Plus dangereux et émettant plus de CO2, doit-on bannir les SUV des centres-villes ?
Statistiquement moins sûrs que les autres voitures et avec des émissions de CO2 plus élevés, les SUV n'ont pas leurs places dans les zones urbaines, selon des associations.
« La folie des SUV » écrivait en majuscules et en première page le magazine allemand Handelsblatt en début de mois, l'illustrant avec les fers de lance de la catégorie en provenance d'Audi, Mercedes et BMW et mettant ainsi en question le marketing agressif des constructeurs automobiles qui les entourent. Quelques jours auparavant, à une intersection encombrée de Berlin, le conducteur d'un Porsche Macan a perdu le contrôle de son véhicule, escaladé un trottoir et percuté un groupe de personnes, en tuant quatre : un enfant de trois ans et sa grand-mère de 64 ans ainsi que deux hommes de 20 ans.
Dans une ville déjà très sensible à la question écologique, cet accident a fait beaucoup de bruit. Les jours suivant, des centaines de berlinois se sont rassemblées lors de veillées, appelant à l'interdiction des SUV. Parmi eux se trouvaient Stephan von Dassel, maire de l'arrondissement de Berlin-Mitte, et Oliver Krischer, député et président du groupe écologiste à l'assemblée allemande.
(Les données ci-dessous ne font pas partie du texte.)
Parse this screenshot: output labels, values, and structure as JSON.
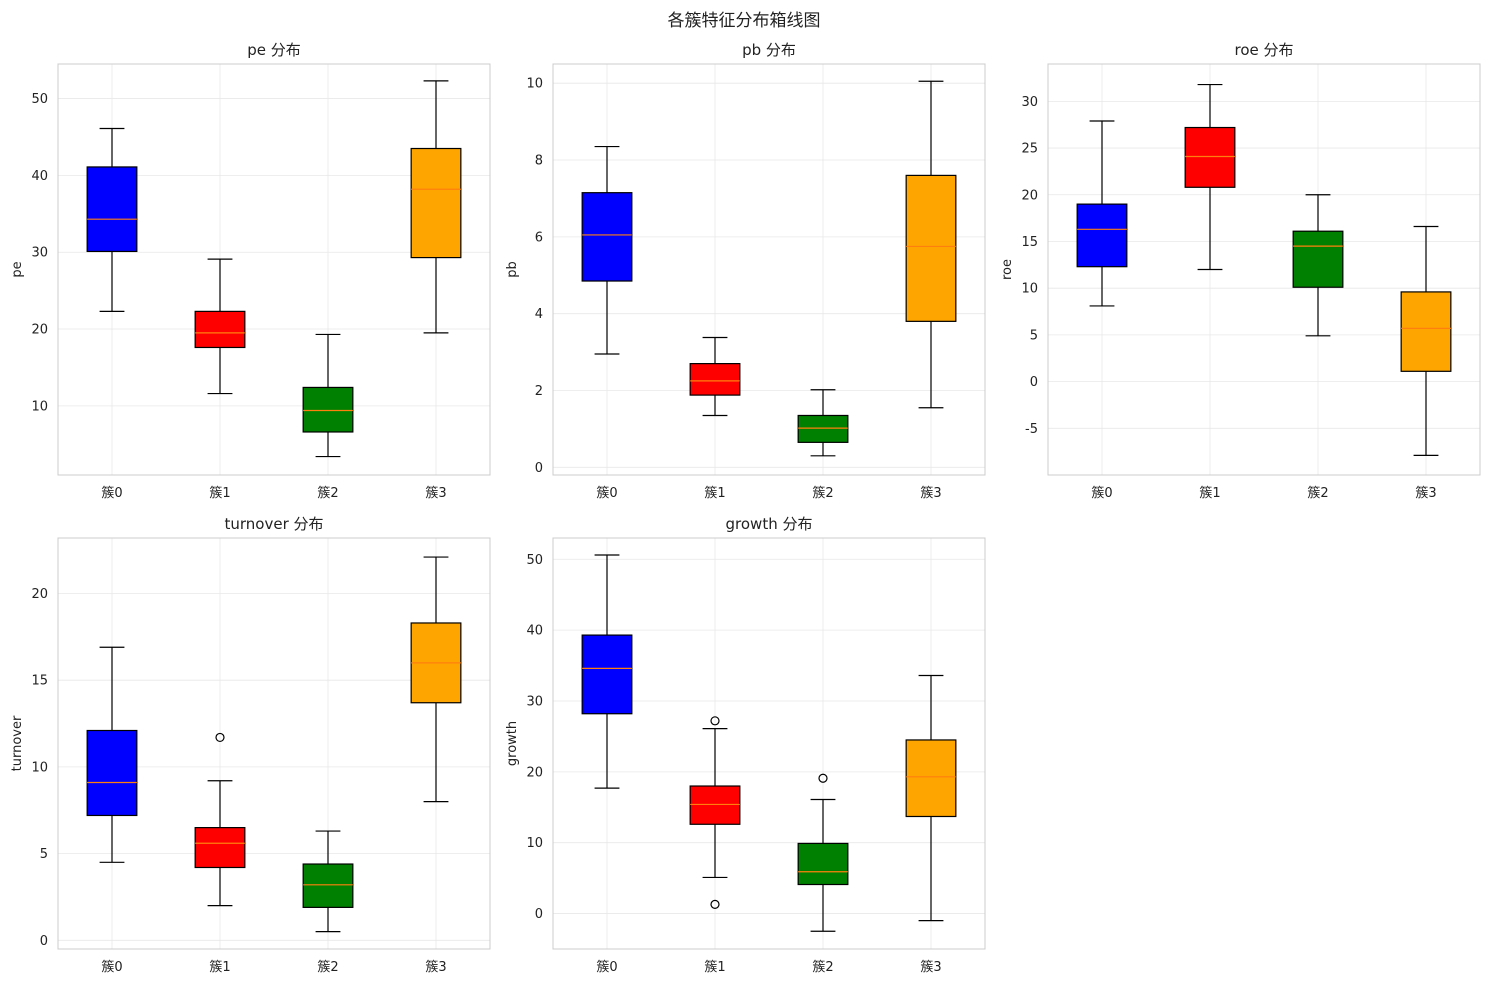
{
  "chart_data": {
    "suptitle": "各簇特征分布箱线图",
    "type": "box",
    "categories": [
      "簇0",
      "簇1",
      "簇2",
      "簇3"
    ],
    "colors": [
      "#0000ff",
      "#ff0000",
      "#008000",
      "#ffa500"
    ],
    "median_color": "#ff7f0e",
    "grid": true,
    "panels": [
      {
        "title": "pe 分布",
        "ylabel": "pe",
        "ylim": [
          1,
          54.5
        ],
        "yticks": [
          10,
          20,
          30,
          40,
          50
        ],
        "ytick_labels": [
          "10",
          "20",
          "30",
          "40",
          "50"
        ],
        "boxes": [
          {
            "whislo": 22.3,
            "q1": 30.1,
            "med": 34.3,
            "q3": 41.1,
            "whishi": 46.1,
            "fliers": []
          },
          {
            "whislo": 11.6,
            "q1": 17.6,
            "med": 19.5,
            "q3": 22.3,
            "whishi": 29.1,
            "fliers": []
          },
          {
            "whislo": 3.4,
            "q1": 6.6,
            "med": 9.4,
            "q3": 12.4,
            "whishi": 19.3,
            "fliers": []
          },
          {
            "whislo": 19.5,
            "q1": 29.3,
            "med": 38.2,
            "q3": 43.5,
            "whishi": 52.3,
            "fliers": []
          }
        ]
      },
      {
        "title": "pb 分布",
        "ylabel": "pb",
        "ylim": [
          -0.2,
          10.5
        ],
        "yticks": [
          0,
          2,
          4,
          6,
          8,
          10
        ],
        "ytick_labels": [
          "0",
          "2",
          "4",
          "6",
          "8",
          "10"
        ],
        "boxes": [
          {
            "whislo": 2.95,
            "q1": 4.85,
            "med": 6.05,
            "q3": 7.15,
            "whishi": 8.35,
            "fliers": []
          },
          {
            "whislo": 1.35,
            "q1": 1.88,
            "med": 2.25,
            "q3": 2.7,
            "whishi": 3.38,
            "fliers": []
          },
          {
            "whislo": 0.3,
            "q1": 0.65,
            "med": 1.02,
            "q3": 1.35,
            "whishi": 2.02,
            "fliers": []
          },
          {
            "whislo": 1.55,
            "q1": 3.8,
            "med": 5.75,
            "q3": 7.6,
            "whishi": 10.05,
            "fliers": []
          }
        ]
      },
      {
        "title": "roe 分布",
        "ylabel": "roe",
        "ylim": [
          -10,
          34
        ],
        "yticks": [
          -5,
          0,
          5,
          10,
          15,
          20,
          25,
          30
        ],
        "ytick_labels": [
          "-5",
          "0",
          "5",
          "10",
          "15",
          "20",
          "25",
          "30"
        ],
        "boxes": [
          {
            "whislo": 8.1,
            "q1": 12.3,
            "med": 16.3,
            "q3": 19.0,
            "whishi": 27.9,
            "fliers": []
          },
          {
            "whislo": 12.0,
            "q1": 20.8,
            "med": 24.1,
            "q3": 27.2,
            "whishi": 31.8,
            "fliers": []
          },
          {
            "whislo": 4.9,
            "q1": 10.1,
            "med": 14.5,
            "q3": 16.1,
            "whishi": 20.0,
            "fliers": []
          },
          {
            "whislo": -7.9,
            "q1": 1.1,
            "med": 5.7,
            "q3": 9.6,
            "whishi": 16.6,
            "fliers": []
          }
        ]
      },
      {
        "title": "turnover 分布",
        "ylabel": "turnover",
        "ylim": [
          -0.5,
          23.2
        ],
        "yticks": [
          0,
          5,
          10,
          15,
          20
        ],
        "ytick_labels": [
          "0",
          "5",
          "10",
          "15",
          "20"
        ],
        "boxes": [
          {
            "whislo": 4.5,
            "q1": 7.2,
            "med": 9.1,
            "q3": 12.1,
            "whishi": 16.9,
            "fliers": []
          },
          {
            "whislo": 2.0,
            "q1": 4.2,
            "med": 5.6,
            "q3": 6.5,
            "whishi": 9.2,
            "fliers": [
              11.7
            ]
          },
          {
            "whislo": 0.5,
            "q1": 1.9,
            "med": 3.2,
            "q3": 4.4,
            "whishi": 6.3,
            "fliers": []
          },
          {
            "whislo": 8.0,
            "q1": 13.7,
            "med": 16.0,
            "q3": 18.3,
            "whishi": 22.1,
            "fliers": []
          }
        ]
      },
      {
        "title": "growth 分布",
        "ylabel": "growth",
        "ylim": [
          -5,
          53
        ],
        "yticks": [
          0,
          10,
          20,
          30,
          40,
          50
        ],
        "ytick_labels": [
          "0",
          "10",
          "20",
          "30",
          "40",
          "50"
        ],
        "boxes": [
          {
            "whislo": 17.7,
            "q1": 28.2,
            "med": 34.6,
            "q3": 39.3,
            "whishi": 50.6,
            "fliers": []
          },
          {
            "whislo": 5.1,
            "q1": 12.6,
            "med": 15.4,
            "q3": 18.0,
            "whishi": 26.1,
            "fliers": [
              27.2,
              1.3
            ]
          },
          {
            "whislo": -2.5,
            "q1": 4.1,
            "med": 5.9,
            "q3": 9.9,
            "whishi": 16.1,
            "fliers": [
              19.1
            ]
          },
          {
            "whislo": -1.0,
            "q1": 13.7,
            "med": 19.3,
            "q3": 24.5,
            "whishi": 33.6,
            "fliers": []
          }
        ]
      }
    ]
  }
}
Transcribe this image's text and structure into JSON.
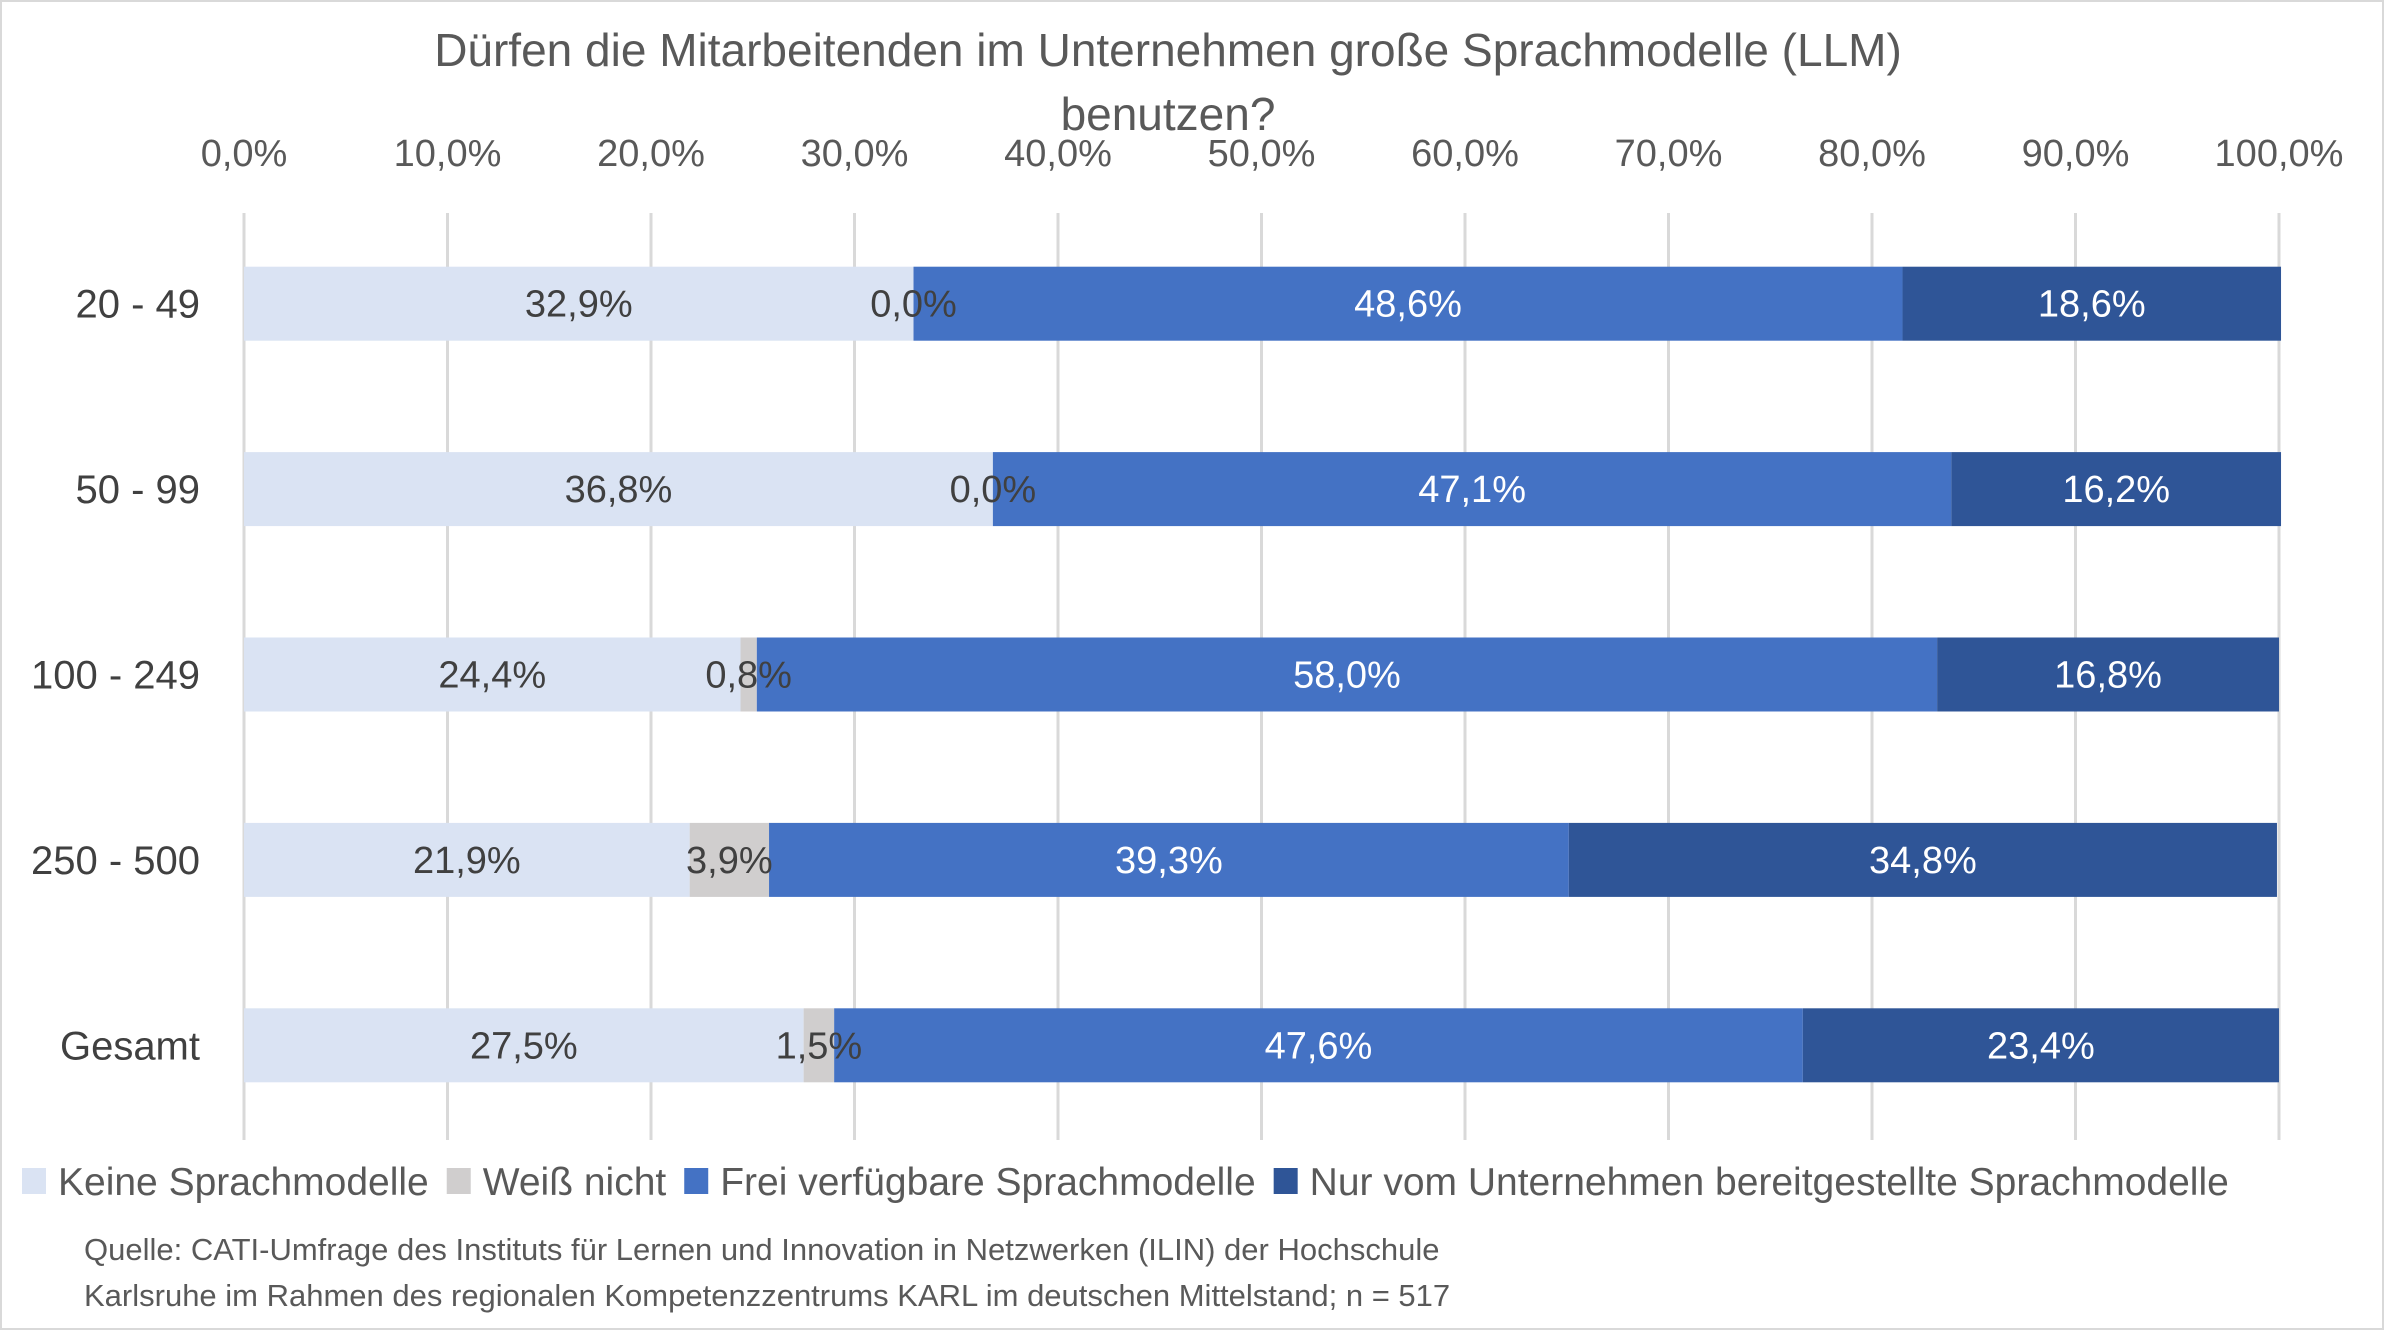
{
  "chart_data": {
    "type": "bar",
    "orientation": "horizontal",
    "stacked": true,
    "title": "Dürfen die Mitarbeitenden im Unternehmen große Sprachmodelle (LLM) benutzen?",
    "title_lines": [
      "Dürfen die Mitarbeitenden im Unternehmen große Sprachmodelle (LLM)",
      "benutzen?"
    ],
    "categories": [
      "20 - 49",
      "50 - 99",
      "100 - 249",
      "250 - 500",
      "Gesamt"
    ],
    "xlim": [
      0,
      100
    ],
    "x_ticks": [
      "0,0%",
      "10,0%",
      "20,0%",
      "30,0%",
      "40,0%",
      "50,0%",
      "60,0%",
      "70,0%",
      "80,0%",
      "90,0%",
      "100,0%"
    ],
    "x_axis_position": "top",
    "grid": true,
    "legend_position": "bottom",
    "series": [
      {
        "name": "Keine Sprachmodelle",
        "color": "#dae3f3",
        "label_color": "#404040",
        "values": [
          32.9,
          36.8,
          24.4,
          21.9,
          27.5
        ],
        "labels": [
          "32,9%",
          "36,8%",
          "24,4%",
          "21,9%",
          "27,5%"
        ]
      },
      {
        "name": "Weiß nicht",
        "color": "#d0cece",
        "label_color": "#404040",
        "values": [
          0.0,
          0.0,
          0.8,
          3.9,
          1.5
        ],
        "labels": [
          "0,0%",
          "0,0%",
          "0,8%",
          "3,9%",
          "1,5%"
        ]
      },
      {
        "name": "Frei verfügbare Sprachmodelle",
        "color": "#4472c4",
        "label_color": "#ffffff",
        "values": [
          48.6,
          47.1,
          58.0,
          39.3,
          47.6
        ],
        "labels": [
          "48,6%",
          "47,1%",
          "58,0%",
          "39,3%",
          "47,6%"
        ]
      },
      {
        "name": "Nur vom Unternehmen bereitgestellte Sprachmodelle",
        "color": "#2f5597",
        "label_color": "#ffffff",
        "values": [
          18.6,
          16.2,
          16.8,
          34.8,
          23.4
        ],
        "labels": [
          "18,6%",
          "16,2%",
          "16,8%",
          "34,8%",
          "23,4%"
        ]
      }
    ],
    "source_lines": [
      "Quelle: CATI-Umfrage des Instituts für Lernen und Innovation in Netzwerken (ILIN) der Hochschule",
      "Karlsruhe im Rahmen des regionalen Kompetenzzentrums KARL im deutschen Mittelstand; n = 517"
    ]
  }
}
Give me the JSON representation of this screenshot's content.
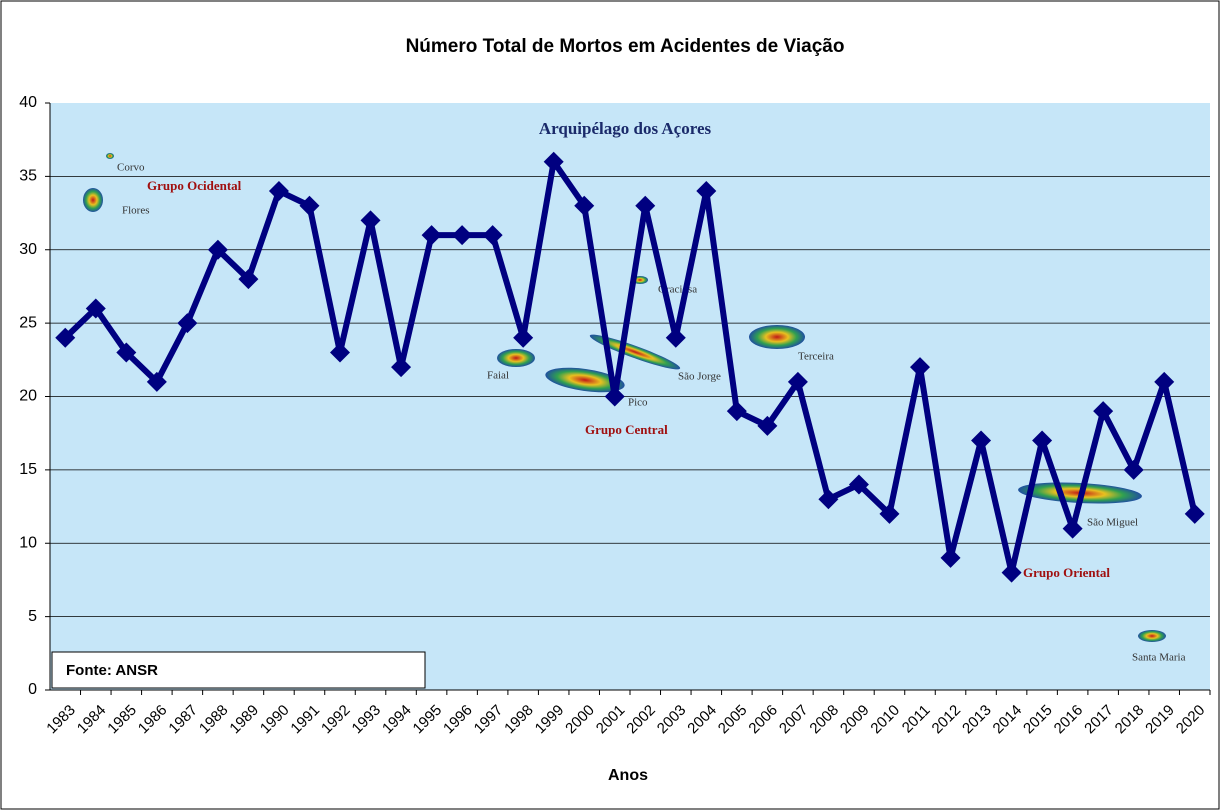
{
  "chart_data": {
    "type": "line",
    "title": "Número Total de Mortos em Acidentes de Viação",
    "x_label": "Anos",
    "source": "Fonte: ANSR",
    "categories": [
      "1983",
      "1984",
      "1985",
      "1986",
      "1987",
      "1988",
      "1989",
      "1990",
      "1991",
      "1992",
      "1993",
      "1994",
      "1995",
      "1996",
      "1997",
      "1998",
      "1999",
      "2000",
      "2001",
      "2002",
      "2003",
      "2004",
      "2005",
      "2006",
      "2007",
      "2008",
      "2009",
      "2010",
      "2011",
      "2012",
      "2013",
      "2014",
      "2015",
      "2016",
      "2017",
      "2018",
      "2019",
      "2020"
    ],
    "values": [
      24,
      26,
      23,
      21,
      25,
      30,
      28,
      34,
      33,
      23,
      32,
      22,
      31,
      31,
      31,
      24,
      36,
      33,
      20,
      33,
      24,
      34,
      19,
      18,
      21,
      13,
      14,
      12,
      22,
      9,
      17,
      8,
      17,
      11,
      19,
      15,
      21,
      12
    ],
    "color": "#000080",
    "ylim": [
      0,
      40
    ],
    "yticks": [
      0,
      5,
      10,
      15,
      20,
      25,
      30,
      35,
      40
    ],
    "grid": true,
    "annotations": [
      "Arquipélago dos Açores",
      "Corvo",
      "Grupo Ocidental",
      "Flores",
      "Graciosa",
      "Faial",
      "São Jorge",
      "Pico",
      "Grupo Central",
      "Terceira",
      "São Miguel",
      "Grupo Oriental",
      "Santa Maria"
    ]
  }
}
Les SUV sont un paradoxe : alors que la plupart des propriétaires déclarent en avoir acheter un pour se sentir plus en sécurité, ils sont statistiquement moins sûrs que les voitures « normales », autant pour les passagers que les piétons. Vous auriez ainsi une probabilité plus grande de 11 % de décéder dans un accident à bord d'un SUV que dans une berline et des études montreraient que cela vient d'un faux sentiment de sécurité des conducteurs qui les encouragent à prendre plus de risques. Le centre de gravité plus élevé double de plus le risque de tonneaux en cas de crash, tout comme celui de tuer un piéton à cause de la hauteur de la calandre qui inflige des blessures dans la partie supérieure du corps.
En Allemagne, l'accident de Berlin n'a été que le début des manifestations : Greenpeace a bloqué l'acheminement de SUV à Bremerhaven pendant plusieurs heures et le week-end suivant, en plein Salon de Francfort, 15 000 à 25 000 personnes se sont rassemblées, certaines d'entre elles interpellant la chancelière Angela Merkel avec des banderoles marquées « Klimakiller » (tueurs de climat) déployées au-dessus des SUV.
Selon Stephan von Dassel, « les dépenses liées au marketing entourant les SUV ont été supérieures à celles de toutes les autres catégories de voiture réunies en 2018 en Allemagne ». « Cela n'arrive pas par hasard que les gens se mettent soudainement à les acheter, ils sont fortement poussés sur le marché », poursuit-il. En Europe, les ventes de SUV représentaient 7 % du marché en 2009, ont atteint 36 % en 2018 et devraient encore progresser jusqu'à 40 % d'ici 2021.
Bien qu'en Europe, les chiffres ne donnent pas le type des voitures impliquées dans des collisions, le lien est très clair dans les statistiques américaines. Selon l'IIHS, association de sécurité routière indépendante outre-Atlantique, « les accidents avec des piétons sont devenus à la fois plus mortels et plus fréquents, des augmentations qui ont été surtout constatées dans les zones urbaines et périurbaines et comportant de plus en plus de SUV ».
L'année dernière a été la plus mortelle pour les piétons américains depuis 1990, avec 6 000 décès constatés à travers le pays. L'augmentation de la vente des SUV, qui représentent 63 % des ventes là-bas, est en partie à blâmer : la part des accidents incluant piétons et SUV a progressé de 81 % entre 2009 et 2016.
Mais ça n'est pas qu'une question de sécurité mais aussi d'émissions. Les transports représentent 27 % des émissions de CO2 européennes. Il y a quelques années, l'Union Européenne a fait passer une loi avec pour objectif de réduire les émissions par voiture à 95 g/km d'ici 2021 mais, selon un rapport de l'association Transport & Environment, à 16 mois de la date butoir, les constructeurs automobiles seraient bien loin du compte. Ces derniers se défendent en affirmant que cela vient de la baisse des ventes du diesel, moins émetteur de CO2 que l'essence, ce qui est un facteur mais pas le seul.
En effet, moins aérodynamique et dotés de moteurs plus puissants, les SUV émettent en moyenne 14 % CO2 de plus, soit 16 g/km, que leurs équivalents berline de taille similaire. Chaque pour-cent gagné par la part de marché des SUV augmente ainsi de 0,15 g/km de CO2 la moyenne totale malgré les améliorations technologiques.